Miłość pod krzyżem

Magdalena Gorożankin

publikacja 15.09.2016 11:20

W święto Podwyższenia Krzyża Świętego - 14 września - Matka Boża przybyła do kolejnej parafii, by odwiedzić swoje dzieci.

Ponad 300 flag zdobiło trasę procesji na cześć Jasnogórskiej Pani. Ochotnicza Straż Pożarna, księża, ojcowie misjonarze, siostra zakonna, poczty sztandarowe, ministranci i lektorzy, dzieci, młodzież, osoby starsze - nikogo nie zabrakło na pierwszej peregrynacji w historii parafii Chrystusa Dobrego Pasterza w Jesionce. Podczas trasy ikonę nieśli strażacy, ojcowie rodzin, matki i młodzież.

- Nieść Matkę Bożą było ciężko, trochę niewygodnie, ale warto było. 50 lat na to czekałem! Gdy byłem mały jak mój wnuczek, który dziś idzie ze mną, uczestniczyłem w pielgrzymce ikony po Pomorzu, a dziś jest w Jesionce i mogłem nieść Ją na swoich ramionach! - cieszył się Zygmunt Kadzikiewicz.

Po uroczystym powitaniu i zawierzeniu parafii Matce Bożej wierni uczestniczyli we Mszy św., której przewodniczył bp Józef Zawitkowski, a o oprawę muzyczną zadbał zespół parafialny. - Pan Jezus w chwili śmierci pamiętał o mnie.
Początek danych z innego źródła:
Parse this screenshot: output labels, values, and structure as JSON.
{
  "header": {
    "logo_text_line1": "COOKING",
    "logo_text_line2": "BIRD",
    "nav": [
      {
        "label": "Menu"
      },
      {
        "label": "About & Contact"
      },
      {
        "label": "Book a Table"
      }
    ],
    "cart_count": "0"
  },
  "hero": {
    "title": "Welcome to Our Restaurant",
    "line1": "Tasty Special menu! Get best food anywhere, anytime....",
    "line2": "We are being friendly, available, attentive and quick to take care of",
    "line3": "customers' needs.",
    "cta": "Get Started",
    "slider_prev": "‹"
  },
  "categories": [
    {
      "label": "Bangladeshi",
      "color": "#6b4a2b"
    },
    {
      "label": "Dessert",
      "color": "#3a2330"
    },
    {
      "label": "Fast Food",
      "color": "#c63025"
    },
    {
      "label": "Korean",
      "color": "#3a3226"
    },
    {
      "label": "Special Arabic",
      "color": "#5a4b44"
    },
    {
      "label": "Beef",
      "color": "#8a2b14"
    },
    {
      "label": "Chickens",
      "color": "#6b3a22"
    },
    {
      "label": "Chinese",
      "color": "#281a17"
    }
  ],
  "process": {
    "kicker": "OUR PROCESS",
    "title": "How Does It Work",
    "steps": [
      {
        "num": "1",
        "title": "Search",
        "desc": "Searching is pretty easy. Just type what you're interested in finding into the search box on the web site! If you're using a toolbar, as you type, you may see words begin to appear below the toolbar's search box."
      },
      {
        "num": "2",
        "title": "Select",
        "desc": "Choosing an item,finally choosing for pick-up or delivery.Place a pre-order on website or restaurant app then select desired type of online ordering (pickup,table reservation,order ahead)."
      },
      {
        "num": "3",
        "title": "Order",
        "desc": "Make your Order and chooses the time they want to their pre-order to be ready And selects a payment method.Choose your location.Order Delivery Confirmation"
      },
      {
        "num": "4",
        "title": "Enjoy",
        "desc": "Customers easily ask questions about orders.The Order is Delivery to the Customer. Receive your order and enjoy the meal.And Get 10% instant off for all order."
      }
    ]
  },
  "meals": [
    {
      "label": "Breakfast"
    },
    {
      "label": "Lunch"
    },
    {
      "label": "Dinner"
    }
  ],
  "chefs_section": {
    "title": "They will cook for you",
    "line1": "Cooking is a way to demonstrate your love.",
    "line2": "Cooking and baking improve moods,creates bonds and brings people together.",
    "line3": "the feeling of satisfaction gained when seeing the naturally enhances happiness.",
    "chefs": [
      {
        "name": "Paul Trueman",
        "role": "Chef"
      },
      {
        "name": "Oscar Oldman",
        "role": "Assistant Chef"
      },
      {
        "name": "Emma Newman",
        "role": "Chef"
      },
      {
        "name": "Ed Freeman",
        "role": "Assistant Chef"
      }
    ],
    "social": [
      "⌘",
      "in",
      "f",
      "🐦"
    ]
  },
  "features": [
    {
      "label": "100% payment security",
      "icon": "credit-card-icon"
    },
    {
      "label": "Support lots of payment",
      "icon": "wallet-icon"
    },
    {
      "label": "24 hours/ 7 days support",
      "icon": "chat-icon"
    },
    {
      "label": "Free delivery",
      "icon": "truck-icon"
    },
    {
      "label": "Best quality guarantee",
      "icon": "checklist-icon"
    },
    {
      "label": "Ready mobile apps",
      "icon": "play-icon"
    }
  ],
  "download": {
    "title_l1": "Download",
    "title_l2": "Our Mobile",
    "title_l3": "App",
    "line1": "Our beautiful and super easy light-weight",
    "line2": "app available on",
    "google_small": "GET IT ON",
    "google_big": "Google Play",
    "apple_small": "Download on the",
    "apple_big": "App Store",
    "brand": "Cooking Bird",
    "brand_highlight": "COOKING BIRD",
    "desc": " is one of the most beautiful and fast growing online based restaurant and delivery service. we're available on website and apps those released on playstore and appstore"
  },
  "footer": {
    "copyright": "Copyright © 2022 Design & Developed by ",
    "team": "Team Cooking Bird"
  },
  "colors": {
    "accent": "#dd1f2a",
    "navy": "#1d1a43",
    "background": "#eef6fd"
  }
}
Synu, oto twoja Matka; Niewiasto, oto syn Twój – i od tej chwili wzięła nas w opiekę, byśmy nie byli sierotami. Niedobrze jest być sierotą - mówił bp Józef. - Gdzie jest Matka, tam jest też miłość i dziś w Jesionce ta miłość stoi pod krzyżem - dodał kaznodzieja.

Wzruszenie, radość, tęsknota, wdzięczność i wiele innych uczuć wypisanych było na twarzach mieszkańców. Rzesza wiernych zgromadzonych w kościele przez całą dobę będzie czuwać przy Matce, realizując program duchowy i powierzać Jej swoje życie. 15 września ikona wyruszy do parafii w Radziwiłłowie.